Eric and I met in College in 2011 at Columbus State University. We actually met on his very first day of classes. I was helping grill coke dogs for all incoming freshman out in the middle of campus. If you don't know what a coke dog is, it's a hotdog marinated in coke. A little gross, I know, but they tasted good especially when you are a poor college student.
I saw him walk up to the tent and fell in love. The End.
Kidding.
It's been a while since then but what I do remember was being completely shocked that when I met Eric he introduced himself to me as Wesley's Younger brother. I was just in awe that Wesley had a younger brother. Wesley and I knew each other and had hung out in group settings with the Baptist Collegiate Ministry's group on campus. But I never heard him speak of a younger brother.
At the time Eric and I were both dating other people , but we did begin our friendship. We mainly hung out in group settings with other people who were apart of the BCM and we somehow had some classes together. In all honestly I have no idea how an Art major and an Exercise Science student ended up with some of the same classes but we did.

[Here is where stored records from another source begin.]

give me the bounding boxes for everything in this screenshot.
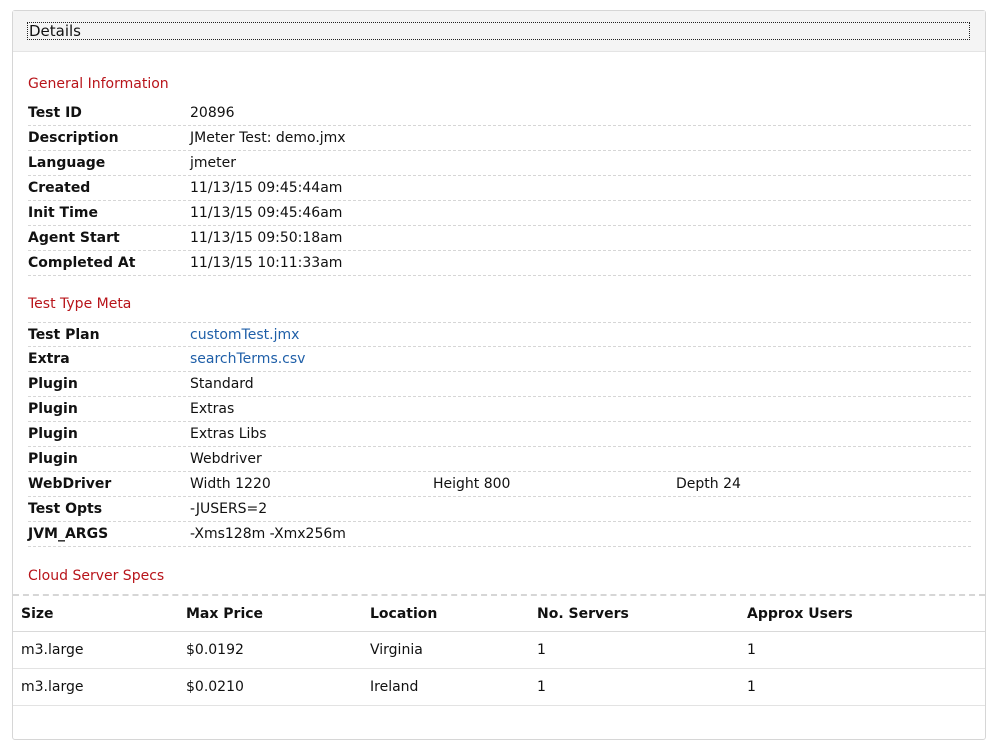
- general-information-title: General Information: [28, 76, 169, 92]
- kv-value: customTest.jmx: [190, 327, 299, 343]
- kv-key: WebDriver: [28, 476, 112, 492]
- kv-key: Extra: [28, 351, 70, 367]
- kv-value: 11/13/15 09:50:18am: [190, 230, 343, 246]
- kv-row: Test Plan customTest.jmx: [28, 322, 971, 347]
- column-header-location: Location: [370, 605, 438, 622]
- test-plan-link[interactable]: customTest.jmx: [190, 327, 299, 343]
- kv-value: jmeter: [190, 155, 236, 171]
- kv-row: Plugin Extras Libs: [28, 422, 971, 447]
- kv-key: Created: [28, 180, 91, 196]
- kv-row: Test Opts -JUSERS=2: [28, 497, 971, 522]
- column-header-size: Size: [21, 605, 54, 622]
- kv-value: -Xms128m -Xmx256m: [190, 526, 346, 542]
- kv-value: 20896: [190, 105, 235, 121]
- cell-size: m3.large: [21, 642, 84, 658]
- general-information-list: Test ID 20896 Description JMeter Test: d…: [28, 101, 971, 276]
- kv-row: Plugin Webdriver: [28, 447, 971, 472]
- extra-file-link[interactable]: searchTerms.csv: [190, 351, 305, 367]
- kv-row: Language jmeter: [28, 151, 971, 176]
- cell-max-price: $0.0192: [186, 642, 244, 658]
- kv-value: Standard: [190, 376, 254, 392]
- cloud-server-specs-table: Size Max Price Location No. Servers Appr…: [13, 594, 985, 706]
- kv-value: Extras: [190, 401, 235, 417]
- cell-location: Virginia: [370, 642, 423, 658]
- kv-key: Plugin: [28, 401, 78, 417]
- webdriver-width: Width 1220: [190, 476, 271, 492]
- kv-value: -JUSERS=2: [190, 501, 268, 517]
- kv-row: Agent Start 11/13/15 09:50:18am: [28, 226, 971, 251]
- kv-value: JMeter Test: demo.jmx: [190, 130, 346, 146]
- kv-row: Init Time 11/13/15 09:45:46am: [28, 201, 971, 226]
- panel-title[interactable]: Details: [27, 22, 970, 40]
- kv-key: Plugin: [28, 426, 78, 442]
- table-header-row: Size Max Price Location No. Servers Appr…: [13, 594, 985, 632]
- test-type-meta-title: Test Type Meta: [28, 296, 132, 312]
- kv-value: searchTerms.csv: [190, 351, 305, 367]
- kv-row: Completed At 11/13/15 10:11:33am: [28, 251, 971, 276]
- kv-value: 11/13/15 09:45:46am: [190, 205, 343, 221]
- kv-row: JVM_ARGS -Xms128m -Xmx256m: [28, 522, 971, 547]
- kv-key: Test Opts: [28, 501, 103, 517]
- panel-header: Details: [13, 11, 985, 52]
- cell-servers: 1: [537, 642, 546, 658]
- kv-value: Extras Libs: [190, 426, 267, 442]
- cell-approx-users: 1: [747, 642, 756, 658]
- kv-row: Created 11/13/15 09:45:44am: [28, 176, 971, 201]
- kv-key: Plugin: [28, 376, 78, 392]
- kv-key: Description: [28, 130, 119, 146]
- kv-row: Extra searchTerms.csv: [28, 347, 971, 372]
- kv-row: Description JMeter Test: demo.jmx: [28, 126, 971, 151]
- kv-key: Language: [28, 155, 106, 171]
- cloud-server-specs-title: Cloud Server Specs: [28, 568, 165, 584]
- kv-key: JVM_ARGS: [28, 526, 109, 542]
- details-panel: Details General Information Test ID 2089…: [12, 10, 986, 740]
- test-type-meta-list: Test Plan customTest.jmx Extra searchTer…: [28, 322, 971, 547]
- kv-value: 11/13/15 09:45:44am: [190, 180, 343, 196]
- kv-row: WebDriver Width 1220 Height 800 Depth 24: [28, 472, 971, 497]
- kv-value: Webdriver: [190, 451, 262, 467]
- kv-key: Test Plan: [28, 326, 100, 343]
- cell-max-price: $0.0210: [186, 679, 244, 695]
- kv-row: Plugin Extras: [28, 397, 971, 422]
- cell-size: m3.large: [21, 679, 84, 695]
- cell-location: Ireland: [370, 679, 419, 695]
- kv-key: Init Time: [28, 205, 98, 221]
- column-header-servers: No. Servers: [537, 605, 629, 622]
- kv-row: Test ID 20896: [28, 101, 971, 126]
- kv-key: Plugin: [28, 451, 78, 467]
- kv-key: Completed At: [28, 255, 136, 271]
- kv-key: Test ID: [28, 105, 82, 121]
- webdriver-depth: Depth 24: [676, 476, 741, 492]
- column-header-approx-users: Approx Users: [747, 605, 853, 622]
- table-row: m3.large $0.0210 Ireland 1 1: [13, 669, 985, 706]
- kv-key: Agent Start: [28, 230, 120, 246]
- column-header-max-price: Max Price: [186, 605, 264, 622]
- kv-row: Plugin Standard: [28, 372, 971, 397]
- kv-value: 11/13/15 10:11:33am: [190, 255, 343, 271]
- webdriver-height: Height 800: [433, 476, 511, 492]
- table-row: m3.large $0.0192 Virginia 1 1: [13, 632, 985, 669]
- cell-approx-users: 1: [747, 679, 756, 695]
- cell-servers: 1: [537, 679, 546, 695]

Eventually we both ended up single but we remained friends. I took my breakup really hard and became very focused on school and getting out of Columbus. However during that whole time Eric stuck by me as my best friend. We joked with each other saying we were just "Biffles" or "Bffl's". When we weren't in class we were always hanging out either studying, playing tennis or ping pong, doing things at the BCM or just chilling. I eventually even started going to church with him.
About a half a year went by after my breakup, when Eric asked if he could take me out to dinner. Applebee's, to be exact. I don't remember word for word but after dinner I remember he was very nervous in asking me if he could pursue a relationship other than friendship with me. It was honestly really sweet.
That began our relationship in 2013. I was a little worried that our friendship would suffer in the beginning but each day of dating him brought me closer to knowing in my heart that he was the man I wanted to eventually marry. Moving forward we ended up dating the rest of our college career.
Ultimately some bumps along the road were not fixable and we ended up breaking up after 4/5 years of dating.
Then after almost 4 years of growing individually we were reunited together by Church of the Highlands.
I joke in saying that he followed me there but in reality it was a miracle of God how we reunited.
When we broke up there was a lot of hurt and blame. On my end I took the breakup very hard and now I know he did as well. Even though we had broken up on not so great terms I didn't actually give up on him. I have prayer journals filled with prayers for both of us because deep down I knew he was still the guy I wanted to spend forever with.
During the break up my family pushed me to move on, friends pushed me to move on, and even I tried to play the "sarah" and move on by my own terms. However also during that time I learned more about myself than I ever knew. I learned I was stronger that I could imagine, I learned that no man would ever fulfill my heart that only God can, and I learned a lot about humility and sacrifice. For my side of the story, God used that time to grow me as an individual.
BUT GOD... God had other plans and somehow someway brought Eric and I back to each other. Fully free from our past fully free from each others hurts. He surrounded us with people who love on us and support us. We both found our purpose and we owe everything we are to God. It's truly all in His timing!